Slack may not be totally secure, but it is a great tool for monitoring and feedback, explains Cheltsos: “I’m kind of a Slack minimalist. I know a lot of ChatOps is you go into Slack and you’re like, ‘Deploy this here now.’ Well, maybe my security spider-sense goes off, in that I don’t think Slack is that secure and if you’re able to deploy from Slack, so are the employees of Slack. That’s my personal view. So, I get a little leery on that, but I love to use it for monitoring and logging. The feedback from a deploy is in there, actually kicking off builds. I like to see the whole pipeline just automate itself, so as soon as you’re pushing code and if everything’s green – or blue, depending on your version of Jenkins or whatever – it just goes right on forward to production after all the checks and balances are done. I love to feedback into a Slack channel that people can join at will and see what’s going on.”
ChatOps allows for tasks and requests to be handled much more quickly than over email, per Dougall: “For the most part, it’s getting everybody in the same place to talk about the same thing in real time.
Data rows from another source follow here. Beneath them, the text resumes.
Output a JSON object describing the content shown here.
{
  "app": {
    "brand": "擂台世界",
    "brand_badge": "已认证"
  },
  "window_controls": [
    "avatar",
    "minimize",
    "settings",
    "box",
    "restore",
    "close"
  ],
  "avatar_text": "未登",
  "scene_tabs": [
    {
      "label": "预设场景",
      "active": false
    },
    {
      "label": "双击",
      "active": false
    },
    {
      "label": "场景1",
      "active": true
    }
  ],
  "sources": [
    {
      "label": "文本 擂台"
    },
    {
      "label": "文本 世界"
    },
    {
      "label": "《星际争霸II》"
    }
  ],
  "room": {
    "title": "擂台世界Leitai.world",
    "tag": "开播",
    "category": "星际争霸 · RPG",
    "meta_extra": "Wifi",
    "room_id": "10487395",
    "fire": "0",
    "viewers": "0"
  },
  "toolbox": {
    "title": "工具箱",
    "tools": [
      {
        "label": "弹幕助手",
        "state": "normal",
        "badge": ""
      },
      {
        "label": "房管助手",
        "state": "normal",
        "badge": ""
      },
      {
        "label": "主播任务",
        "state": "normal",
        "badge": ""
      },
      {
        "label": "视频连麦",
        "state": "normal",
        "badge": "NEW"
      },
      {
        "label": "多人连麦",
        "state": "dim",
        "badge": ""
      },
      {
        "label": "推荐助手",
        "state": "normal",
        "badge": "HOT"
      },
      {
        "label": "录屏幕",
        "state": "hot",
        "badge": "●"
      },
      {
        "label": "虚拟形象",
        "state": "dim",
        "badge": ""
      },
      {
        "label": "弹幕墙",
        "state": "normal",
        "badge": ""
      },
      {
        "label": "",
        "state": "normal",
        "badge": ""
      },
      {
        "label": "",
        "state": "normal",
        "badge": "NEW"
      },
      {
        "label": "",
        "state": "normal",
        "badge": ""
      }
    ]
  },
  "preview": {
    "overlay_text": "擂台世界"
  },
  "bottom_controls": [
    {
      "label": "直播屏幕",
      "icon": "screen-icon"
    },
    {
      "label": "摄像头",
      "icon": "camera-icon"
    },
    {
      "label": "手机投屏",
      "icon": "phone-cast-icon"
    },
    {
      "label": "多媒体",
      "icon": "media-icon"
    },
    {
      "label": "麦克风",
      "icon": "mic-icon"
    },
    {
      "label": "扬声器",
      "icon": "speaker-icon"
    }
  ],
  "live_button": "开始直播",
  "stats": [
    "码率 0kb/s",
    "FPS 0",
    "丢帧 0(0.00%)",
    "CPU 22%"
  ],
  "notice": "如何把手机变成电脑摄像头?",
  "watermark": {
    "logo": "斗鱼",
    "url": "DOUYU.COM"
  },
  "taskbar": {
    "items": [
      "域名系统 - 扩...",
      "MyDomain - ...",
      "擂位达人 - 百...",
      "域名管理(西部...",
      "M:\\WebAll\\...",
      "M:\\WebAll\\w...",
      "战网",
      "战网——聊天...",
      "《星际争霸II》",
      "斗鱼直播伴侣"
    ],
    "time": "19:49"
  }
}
My pet peeve is emails where everybody is CC’d just in case. So, for us, ChatOps speeds things up. For customers, it speeds things up. There’s no waiting around. There’s always somebody online in the channel from our team, and it’s easy to give that history and transparency to the customers as well. Here was an alert, this is what happened. Our guys will jump on it, even if everybody from the customer’s team was asleep at the time that it happened. They can wake up in the morning, have a look, and they can see exactly what happened.”
Rudenberg recommends using Securitybot to solve most security issues with ChatOps: “DropBox, actually, just open-sourced a tool called Securitybot. The idea is that if you have a security team, one of the things that they like to do is to watch for suspicious behavior on servers, typically engineers running Studio, for example, on servers. In the past, how you track that stuff down is you track down the engineer that ran the planning and ask, ‘Did you run this? Why did you run this’? What Securitybot does is it integrates into Slack, and you hook up your monitoring alerts for suspicious activity on servers to it, and it will send a message to the user that performs the weird command, and say, ‘Hey, did you do this? If so, can you just explain why you did this?’ Then, it sends a duo, two-factor-off push to their phone to verify that they are the person who they say they are. After doing that, it logs it, and then the security team can review a roll out of all of the events and the explanations for why that happened. It actually can add security as opposed to removing security, if you’re running commands through chat and so on.”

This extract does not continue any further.